GeoArctic's deformable plate models provide the foundation for the
Global Tectonics Project.
Developing the first global palinspastic deformable plate model.
The North Atlantic study covers the conjugate margins of Newfoundland-Ireland and East Greenland-Europe and sheds light on the deep water hyperextended basins around the margins
The Baffin-Labrador-West Greenland study provides new insights into the complex interaction between rifting, strike-slip fault zones, and Cenozoic compression.
The Circum-Arctic study is based on years of work in the area, reinterpretation of all relevant public domain data, and new gravity and structural modeling.
The Central Atlantic study covers the conjugate margins of Newfoundland-Iberia, Nova Scotia-Morocco, and the US Eastern Seaboard-Northwest and West Africa.
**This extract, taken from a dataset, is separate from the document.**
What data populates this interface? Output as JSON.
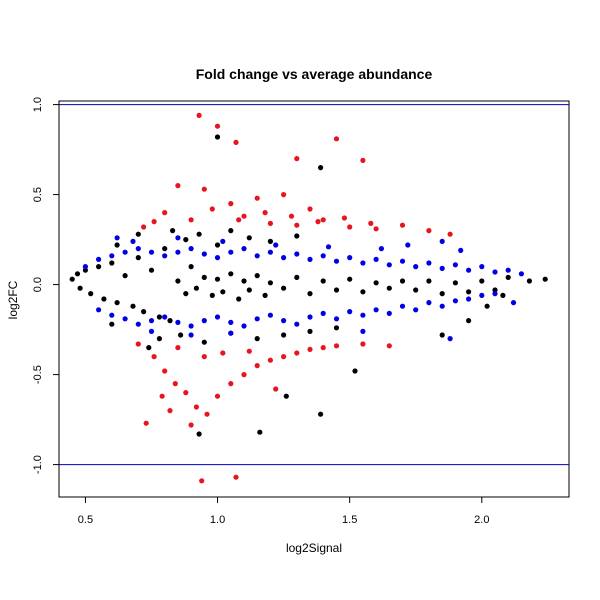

Our models quantify and accommodate the amount and direction of crustal stretching and shortening for key tectonic events at convergent, extensional and transform margins using a proprietary palinspastic deformable-margin plate reconstruction software and method.
Exploration on deep-water continental margins brings increased awareness of the importance of plate kinematic modelling and deformable plate tectonic reconstructions as exploration tools. Rigid plate kinematic models do not adequately model the complex multiphase breakup history of the North and Central Atlantic and Arctic Oceans.
As continental crust is extended on rifted margins prior to breakup, there is plate overlap along these margins when plates are reconstructed using rigid plate kinematic models alone. Shortening of the crust takes place on convergent margins resulting in underfit when the plates are reconstructed.
The accurate reconstruction and restoration of plate margins required a new approach to plate kinematics and a new generation of plate reconstruction software.